Asregadoo, the social studies teacher on the 4th floor, said that students who wear the uniform also concentrate better and are quieter - they remember they're in school, he said. "I wear it, and I am using incentives," he said.
Students in his class receive points for wearing the blue, he said, "and I have told them there will be a prize at the end of the year." Asked if he knows yet what the prize will be, the former geography professor just smiled.
"I will keep my word," he said.
Both Henderson and Smith expressed astonishment, though, that the kids in the Z-Crew would have attached themselves to the issue of the uniform. Most of them don't wear it, said Smith, and "besides, they have a lot more problems they could be dealing with instead."
"Yeah," said Henderson. "I mean - these are kids who have some real problems." No kidding, when you're talking about kids in the projects.
Which is, of course, part of Brady's point - start small with something you can impact. But when I mentioned that to Smith, as we walked up to her office on the fourth floor, she turned it back to the student's personal behavior.
"They need to be more respectful of adults," she said. "The way they talk, the way they dress, the way they present themselves."
I begin to see a little of how the kids don't feel respected either.
When we got to her office, Bree was there; we waved at each other, and agreed to meet later.

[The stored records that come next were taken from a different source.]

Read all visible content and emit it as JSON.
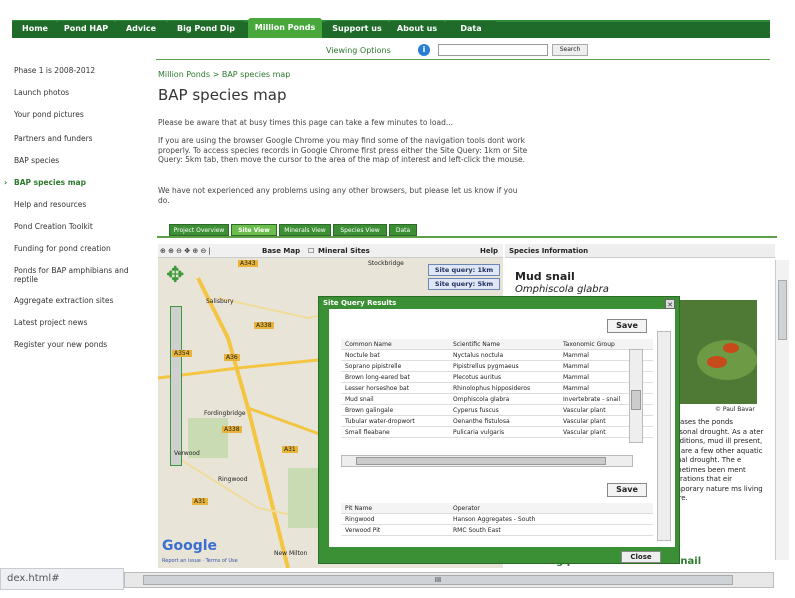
{
  "nav": {
    "tabs": [
      "Home",
      "Pond HAP",
      "Advice",
      "Big Pond Dip",
      "Million Ponds",
      "Support us",
      "About us",
      "Data"
    ],
    "active": "Million Ponds"
  },
  "viewbar": {
    "label": "Viewing Options",
    "search_button": "Search"
  },
  "sidebar": {
    "items": [
      "Phase 1 is 2008-2012",
      "Launch photos",
      "Your pond pictures",
      "Partners and funders",
      "BAP species",
      "BAP species map",
      "Help and resources",
      "Pond Creation Toolkit",
      "Funding for pond creation",
      "Ponds for BAP amphibians and reptile",
      "Aggregate extraction sites",
      "Latest project news",
      "Register your new ponds"
    ],
    "active": "BAP species map"
  },
  "breadcrumb": "Million Ponds > BAP species map",
  "page_title": "BAP species map",
  "paragraphs": [
    "Please be aware that at busy times this page can take a few minutes to load...",
    "If you are using the browser Google Chrome you may find some of the navigation tools dont work properly. To access species records in Google Chrome first press either the Site Query: 1km or Site Query: 5km tab, then move the cursor to the area of the map of interest and left-click the mouse.",
    "We have not experienced any problems using any other browsers, but please let us know if you do."
  ],
  "project_tabs": [
    "Project Overview",
    "Site View",
    "Minerals View",
    "Species View",
    "Data"
  ],
  "active_project_tab": "Site View",
  "map_toolbar": {
    "base_map": "Base Map",
    "mineral_sites": "Mineral Sites",
    "help": "Help"
  },
  "map": {
    "site_query_1km": "Site query: 1km",
    "site_query_5km": "Site query: 5km",
    "places": [
      "Stockbridge",
      "Salisbury",
      "Fordingbridge",
      "Ringwood",
      "Verwood",
      "New Milton"
    ],
    "roads": [
      "A343",
      "A338",
      "A36",
      "A354",
      "A31",
      "A338",
      "A31"
    ],
    "logo": "Google",
    "map_footer": "Report an issue · Terms of Use"
  },
  "species_panel": {
    "header": "Species Information",
    "common_name": "Mud snail",
    "scientific_name": "Omphiscola glabra",
    "credit": "© Paul Bavar",
    "description": "y) cases the ponds seasonal drought. As a ater conditions, mud ill present, but are a few other aquatic sional drought. The e sometimes been ment operations that eir temporary nature ms living there.",
    "bottom_heading": "Creating ponds for the mud snail"
  },
  "dialog": {
    "title": "Site Query Results",
    "save": "Save",
    "save2": "Save",
    "close": "Close",
    "columns": [
      "Common Name",
      "Scientific Name",
      "Taxonomic Group"
    ],
    "rows": [
      [
        "Noctule bat",
        "Nyctalus noctula",
        "Mammal"
      ],
      [
        "Soprano pipistrelle",
        "Pipistrellus pygmaeus",
        "Mammal"
      ],
      [
        "Brown long-eared bat",
        "Plecotus auritus",
        "Mammal"
      ],
      [
        "Lesser horseshoe bat",
        "Rhinolophus hipposideros",
        "Mammal"
      ],
      [
        "Mud snail",
        "Omphiscola glabra",
        "Invertebrate - snail"
      ],
      [
        "Brown galingale",
        "Cyperus fuscus",
        "Vascular plant"
      ],
      [
        "Tubular water-dropwort",
        "Oenanthe fistulosa",
        "Vascular plant"
      ],
      [
        "Small fleabane",
        "Pulicaria vulgaris",
        "Vascular plant"
      ]
    ],
    "columns2": [
      "Pit Name",
      "Operator"
    ],
    "rows2": [
      [
        "Ringwood",
        "Hanson Aggregates - South"
      ],
      [
        "Verwood Pit",
        "RMC South East"
      ]
    ]
  },
  "status_text": "dex.html#"
}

I went off to stalk the halls, which meant at first peeking into classrooms and looking for blue (my eye said 30 percent, a little lower than Henderson's estimate - closer to Asredagoo's). I lived through the class bell, knowing that I was just a tree the kids could ignore, and met Asredagoo, who took care to make sure I knew he wasn't a history teacher. "I was a geographer originally," he said, "and we always start with information about where events took place."
On all the bulletin boards, and many of the classroom, there were explicit reference to the 4-point scoring scale used by the mandatory "America's Choice" curriculum. The specific criteria varied depending on the subject, but each point on the scale had its 1 2 3 4 carefully delineated, with specific signs of accomplishment. "4: Uses complex sentences to convey well-thought out points."

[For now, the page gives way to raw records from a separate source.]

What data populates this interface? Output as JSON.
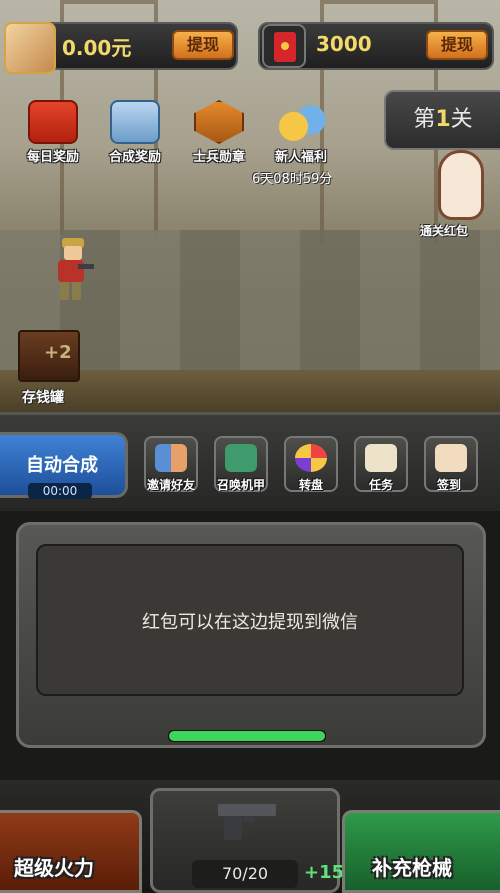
{
  "top": {
    "cash_amount": "0.00元",
    "withdraw_label": "提现",
    "redpack_amount": "3000",
    "redpack_withdraw_label": "提现"
  },
  "events": [
    {
      "label": "每日奖励",
      "icon": "daily-reward-icon"
    },
    {
      "label": "合成奖励",
      "icon": "merge-reward-icon"
    },
    {
      "label": "士兵勋章",
      "icon": "soldier-medal-icon"
    },
    {
      "label": "新人福利",
      "icon": "newbie-gift-icon"
    }
  ],
  "newbie_timer": "6天08时59分",
  "level": {
    "prefix": "第",
    "number": "1",
    "suffix": "关"
  },
  "level_reward_label": "通关红包",
  "piggy": {
    "plus": "+2",
    "label": "存钱罐"
  },
  "auto_merge": {
    "label": "自动合成",
    "timer": "00:00"
  },
  "tools": [
    {
      "label": "邀请好友",
      "icon": "invite-friends-icon"
    },
    {
      "label": "召唤机甲",
      "icon": "summon-mech-icon"
    },
    {
      "label": "转盘",
      "icon": "wheel-icon"
    },
    {
      "label": "任务",
      "icon": "task-icon"
    },
    {
      "label": "签到",
      "icon": "checkin-icon"
    }
  ],
  "panel_message": "红包可以在这边提现到微信",
  "progress_fraction": 1.0,
  "bottom": {
    "super_fire_label": "超级火力",
    "refill_label": "补充枪械",
    "ammo": "70/20",
    "ammo_plus": "+15"
  },
  "colors": {
    "gold_text": "#f4d96a",
    "withdraw_orange": "#f6b04a",
    "auto_blue": "#3f82d6",
    "progress_green": "#3ed65a",
    "refill_green": "#2f9a4a",
    "fire_red": "#8f3b17"
  }
}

The sort of thing we talked a lot about in comp college teaching, but this wholesale merchandising of a commercially blessed hierarchy made me blanch.
The librarian at Shanker agreed with me.
Her library is where my last piece of real serendipity kicked in.
I'd noticed a sign that said "Book Fair, Room 304." When the halls quieted again and I had another half-hour before I was to meet Gabrielle, I thought: maybe the librarian will let me sit down for a minute.
As it turned out, I had hit the library on a free period. And the librarian, a slight and cheerful Filipina with a droll smile, was more than happy to talk to me. I dont have time to write down everything she said; I'll recap some of it if I go, as I think I might, back there in 2 weeks to be part of her Ramadan afternoons. (Being comfortable with Islam from her home country. she offers a quiet, safe welcome space for them to spend their lunch hour.) But she said about the 1-4 scale everywhere, "it's terrible. You have kids pointing to each other and saying numbers."
When I met up with Gabrielle, it turned out it was just for a minute: foolish me, to think she was like me at her age, when going off campus for lunch was an option. And on my way out, I took the wrong staircase and ended up exiting via the cafeteria, where I saw Gabrielle's sister Jessie as I was escorted out by a security guard.
To the extent that the uniform thing - which my uncle Joe, the 40-year veteran and longtime middle school principal, calls a "distraction" from what's really needed - is seen as part and parcel of that system, I bet it doesn't have a chance.
Which is the kind of editorializing I can't use in the article, which I need to go write NOW.